Lagrange Multipliers for constraints with any minimizer

[tBuLi]

Goal of this PR is to add the option for Lagrange multipliers to Fit. The basic API is as follows:

x, y, l = parameters('x, y, l')
f, = variables('f')

model = Model({f: x + y})
constraints = {
    l: Eq(x ** 2 + y ** 2, 1),
}

fit = Fit(model, constraints=constraints)

When the constraints are provided as a dict, the keys are interpreted as Lagrange multipliers (parameters), and the values as the constraints in the usual way.

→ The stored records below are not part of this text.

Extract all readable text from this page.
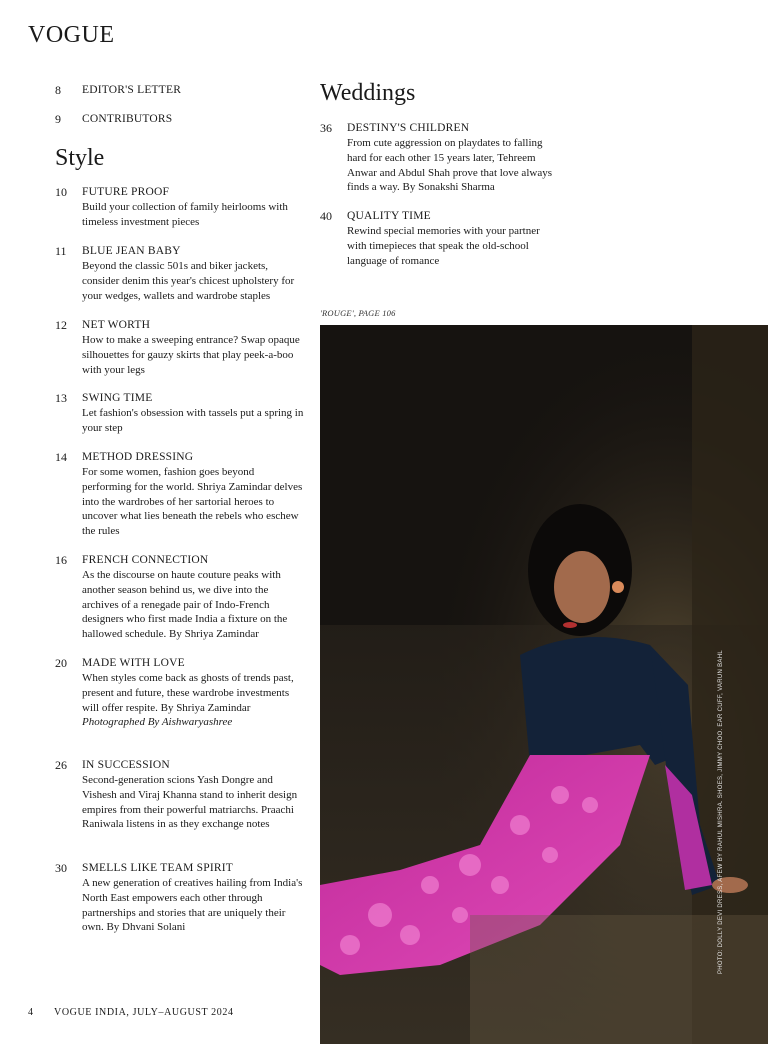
VOGUE
8 EDITOR'S LETTER
9 CONTRIBUTORS
Style
10 FUTURE PROOF
Build your collection of family heirlooms with timeless investment pieces
11 BLUE JEAN BABY
Beyond the classic 501s and biker jackets, consider denim this year's chicest upholstery for your wedges, wallets and wardrobe staples
12 NET WORTH
How to make a sweeping entrance? Swap opaque silhouettes for gauzy skirts that play peek-a-boo with your legs
13 SWING TIME
Let fashion's obsession with tassels put a spring in your step
14 METHOD DRESSING
For some women, fashion goes beyond performing for the world. Shriya Zamindar delves into the wardrobes of her sartorial heroes to uncover what lies beneath the rebels who eschew the rules
16 FRENCH CONNECTION
As the discourse on haute couture peaks with another season behind us, we dive into the archives of a renegade pair of Indo-French designers who first made India a fixture on the hallowed schedule. By Shriya Zamindar
20 MADE WITH LOVE
When styles come back as ghosts of trends past, present and future, these wardrobe investments will offer respite. By Shriya Zamindar
Photographed By Aishwaryashree
26 IN SUCCESSION
Second-generation scions Yash Dongre and Vishesh and Viraj Khanna stand to inherit design empires from their powerful matriarchs. Praachi Raniwala listens in as they exchange notes
30 SMELLS LIKE TEAM SPIRIT
A new generation of creatives hailing from India's North East empowers each other through partnerships and stories that are uniquely their own. By Dhvani Solani
Weddings
36 DESTINY'S CHILDREN
From cute aggression on playdates to falling hard for each other 15 years later, Tehreem Anwar and Abdul Shah prove that love always finds a way. By Sonakshi Sharma
40 QUALITY TIME
Rewind special memories with your partner with timepieces that speak the old-school language of romance
'ROUGE', PAGE 106
PHOTO: DOLLY DEVI DRESS, AFEW BY RAHUL MISHRA. SHOES, JIMMY CHOO. EAR CUFF, VARUN BAHL
4 VOGUE INDIA, JULY–AUGUST 2024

In the background, fit will then determine the correct objective for f or will use the one provided by the user, and will then build the gradient of Lagrangian function L, see the wiki page. (For the example above, the objective will be MinimizeModel, but in scenarios with data it will be LeastSquares instead.)

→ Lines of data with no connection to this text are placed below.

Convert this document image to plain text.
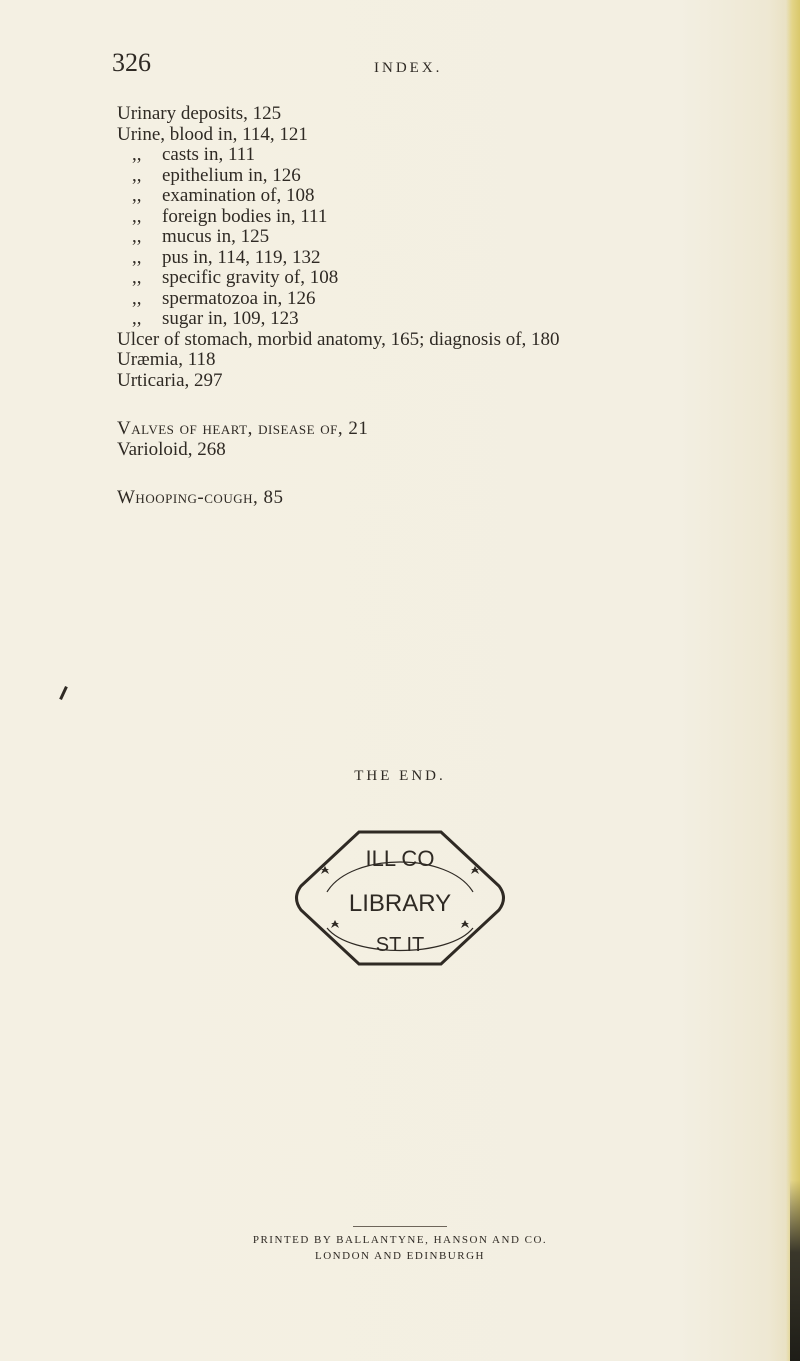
326	INDEX.
Urinary deposits, 125
Urine, blood in, 114, 121
,, casts in, 111
,, epithelium in, 126
,, examination of, 108
,, foreign bodies in, 111
,, mucus in, 125
,, pus in, 114, 119, 132
,, specific gravity of, 108
,, spermatozoa in, 126
,, sugar in, 109, 123
Ulcer of stomach, morbid anatomy, 165; diagnosis of, 180
Uræmia, 118
Urticaria, 297
Valves of heart, disease of, 21
Varioloid, 268
Whooping-cough, 85
THE END.
ILL CO
LIBRARY
ST IT
PRINTED BY BALLANTYNE, HANSON AND CO.
LONDON AND EDINBURGH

We then fit when the gradient of the lagrangian function equals zero, instead of minimizing L directly. This is because in general L is not well behaved, and may have some stationary values but then drop off to -inf so minimization does not find the desired minimum but finds -inf instead.

This means we can introduce a new keyword to Fit: stationary_point. By default this is false, meaning we minimize the objective. For any model, setting stationary_point=True will find when the gradient of the objective is zero instead. When providing the constraints as a dict, stationary_point will be forced to True. This keyword seems to be beneficial in general, which is why I choose to expose it. See the Mexican hat test in this PR.

To Do:

• [x] Add stationary_point keyword to Fit.
• [ ] Build Lagrangian.
• [ ] Add technical note to explain the content above for future reference
• [ ] Write documentation
• [ ] Include second derivative test of the lagrangian in FitResults when stationary_point=True, so we know the nature of the stationary point found. (This is done by checking the signs of the eigenvalues of the Hessian of the Lagrangian.)
• [ ] Briefly investigate again the extension to include inequality constraints, but probable that will have to be a future PR. The problem with this generalization is that many more tests have to be performed before we know the stationary point is a valid one.

[Jhsmit]

Are you getting the stew or the classic vol-au-vent?

[tBuLi]

You guys had stew or vol-au-vent today? I had a hamburger with spinach, Popeye would approve.